友人で知り合って日も浅く、大した付き合いも無いので何の用事かと思ったら、麻雀をしようというのです。

もう今日は寝てるからと断ったのですが、今秋田の実家から帰ってきた。京都駅から真っ直ぐここへ来た。麻雀をするのを楽しみに来た、と切々と訴えるのです。

熊谷ことクマは大人しくて、謙虚で人が良いやつで、妙に燃えているので、断り切れずにやる事にしました。

時間をみると夜の11時。その頃私は今までの怠惰な生活を改め、就職試験に備えて9時就寝5時起床で頑張っていたのです。好きだった麻雀も止めて中々決まらない

就職活動に少しピリピリしていました。

近所の柴崎のところに行くと柴崎と伊藤君がいて、和気あいあいと早速麻雀は始まりました。中でもクマは何がそんなに嬉しいのかと思うほどテンション高く

はしゃいで嬉しそうでした。

東1局私の親で、配牌で中が暗刻、白が2枚で発が1枚。ほどなく発を引いてポンすると白をつもり親の大三元を聴牌しました。すぐクマが放銃してくれました。

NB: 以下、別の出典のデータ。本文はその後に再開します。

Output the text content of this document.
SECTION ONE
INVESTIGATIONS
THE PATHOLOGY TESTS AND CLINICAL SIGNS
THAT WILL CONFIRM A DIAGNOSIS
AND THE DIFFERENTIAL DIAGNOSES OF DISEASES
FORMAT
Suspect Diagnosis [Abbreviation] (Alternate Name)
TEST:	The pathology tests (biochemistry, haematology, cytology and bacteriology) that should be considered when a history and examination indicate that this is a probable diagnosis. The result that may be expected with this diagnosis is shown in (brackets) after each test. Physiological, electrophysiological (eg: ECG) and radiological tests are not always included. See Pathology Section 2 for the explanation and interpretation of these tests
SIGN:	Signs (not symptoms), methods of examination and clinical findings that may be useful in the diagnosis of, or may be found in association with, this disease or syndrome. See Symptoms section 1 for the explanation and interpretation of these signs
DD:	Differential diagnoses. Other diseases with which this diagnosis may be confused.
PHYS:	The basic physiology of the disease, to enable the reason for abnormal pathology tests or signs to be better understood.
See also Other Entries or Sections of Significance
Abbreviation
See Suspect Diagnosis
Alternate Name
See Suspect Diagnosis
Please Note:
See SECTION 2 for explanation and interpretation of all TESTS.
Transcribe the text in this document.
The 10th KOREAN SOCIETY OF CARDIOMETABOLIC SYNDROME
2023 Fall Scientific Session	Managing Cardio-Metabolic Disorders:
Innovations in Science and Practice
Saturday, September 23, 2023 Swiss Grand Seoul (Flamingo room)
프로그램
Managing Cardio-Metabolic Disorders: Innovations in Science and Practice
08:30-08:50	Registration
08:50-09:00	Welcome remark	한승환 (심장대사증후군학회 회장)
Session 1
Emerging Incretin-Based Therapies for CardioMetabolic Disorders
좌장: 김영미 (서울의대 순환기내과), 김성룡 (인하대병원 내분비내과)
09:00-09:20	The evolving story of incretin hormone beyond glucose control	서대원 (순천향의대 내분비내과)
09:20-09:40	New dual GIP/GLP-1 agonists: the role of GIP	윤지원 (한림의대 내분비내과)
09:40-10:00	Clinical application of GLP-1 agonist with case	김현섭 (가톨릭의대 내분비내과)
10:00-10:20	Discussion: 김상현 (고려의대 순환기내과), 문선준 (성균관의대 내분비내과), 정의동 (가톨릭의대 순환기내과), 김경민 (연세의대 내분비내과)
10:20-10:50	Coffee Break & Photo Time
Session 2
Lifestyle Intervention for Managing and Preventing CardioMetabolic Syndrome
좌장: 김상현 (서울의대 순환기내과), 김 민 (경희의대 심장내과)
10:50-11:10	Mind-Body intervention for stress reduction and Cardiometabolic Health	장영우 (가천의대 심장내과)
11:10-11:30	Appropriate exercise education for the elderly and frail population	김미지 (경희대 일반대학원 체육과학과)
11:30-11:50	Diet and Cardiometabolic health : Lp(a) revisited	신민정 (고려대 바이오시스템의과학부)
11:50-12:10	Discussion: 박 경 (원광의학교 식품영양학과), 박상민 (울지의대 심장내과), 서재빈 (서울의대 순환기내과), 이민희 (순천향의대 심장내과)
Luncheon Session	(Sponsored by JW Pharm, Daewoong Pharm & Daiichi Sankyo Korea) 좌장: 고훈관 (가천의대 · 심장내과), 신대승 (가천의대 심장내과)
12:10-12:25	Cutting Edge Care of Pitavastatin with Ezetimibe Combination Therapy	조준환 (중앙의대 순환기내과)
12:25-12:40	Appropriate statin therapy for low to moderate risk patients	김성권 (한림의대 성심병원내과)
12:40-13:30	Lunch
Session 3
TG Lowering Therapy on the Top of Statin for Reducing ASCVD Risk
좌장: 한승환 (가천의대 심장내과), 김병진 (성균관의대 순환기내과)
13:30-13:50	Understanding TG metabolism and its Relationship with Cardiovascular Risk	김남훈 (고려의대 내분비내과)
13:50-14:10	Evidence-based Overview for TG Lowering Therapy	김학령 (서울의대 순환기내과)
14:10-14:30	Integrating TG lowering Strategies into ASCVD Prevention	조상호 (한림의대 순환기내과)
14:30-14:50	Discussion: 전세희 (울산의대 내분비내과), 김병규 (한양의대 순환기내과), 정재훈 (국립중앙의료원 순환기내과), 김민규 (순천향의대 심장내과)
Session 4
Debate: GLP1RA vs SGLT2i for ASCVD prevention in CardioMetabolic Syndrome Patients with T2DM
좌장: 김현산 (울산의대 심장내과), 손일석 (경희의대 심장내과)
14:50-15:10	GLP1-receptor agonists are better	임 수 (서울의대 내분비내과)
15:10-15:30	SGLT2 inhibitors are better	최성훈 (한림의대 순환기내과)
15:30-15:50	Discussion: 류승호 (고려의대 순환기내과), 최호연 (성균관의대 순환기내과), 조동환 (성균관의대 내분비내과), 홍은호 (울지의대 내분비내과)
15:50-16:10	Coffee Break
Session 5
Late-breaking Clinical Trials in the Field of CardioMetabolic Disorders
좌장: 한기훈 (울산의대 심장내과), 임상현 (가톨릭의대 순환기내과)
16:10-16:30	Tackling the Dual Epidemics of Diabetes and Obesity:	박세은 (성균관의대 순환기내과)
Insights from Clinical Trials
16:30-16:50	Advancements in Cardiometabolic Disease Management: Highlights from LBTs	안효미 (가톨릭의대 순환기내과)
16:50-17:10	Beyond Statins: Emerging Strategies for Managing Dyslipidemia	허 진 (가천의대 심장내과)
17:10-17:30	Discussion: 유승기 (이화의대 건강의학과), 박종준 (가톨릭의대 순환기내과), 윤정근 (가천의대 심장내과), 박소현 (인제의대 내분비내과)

東1局の親の大三元。4万8千点です。皆大笑い。クマはあははと笑うしかありません。わざわざ秋田から帰って来て、やりたくてやりたくて寝てる私を起こしに来て

始めた麻雀で、始めたと思ったら親に大三元放銃。このために秋田から京都駅へ戻って、駆けつけて来たのかと思うと心境は如何ばかり。

それからクマも大三元を売ったショックか、点棒を取り返そうと一生懸命になったのかすぐ口数も減りました。クマ全く良いところが無く南入、また私の親です。

何と白、中とないて発と壱萬のしゃぼ待ち。発が出れば大三元です。白、中2色ないているので誰も振らないだろうと思っていましたが、クマは下手なので発切って

くるのではと心配になってきました。クマからは上がりたくありません。私はこういう時気の毒になってしまうのです。「高いから振るなよ」と私は宣言しました。

それなのにクマのバカは「一度振ってるからもういい、いけぇー」と言って発を切って来ました。本当に馬鹿な奴です。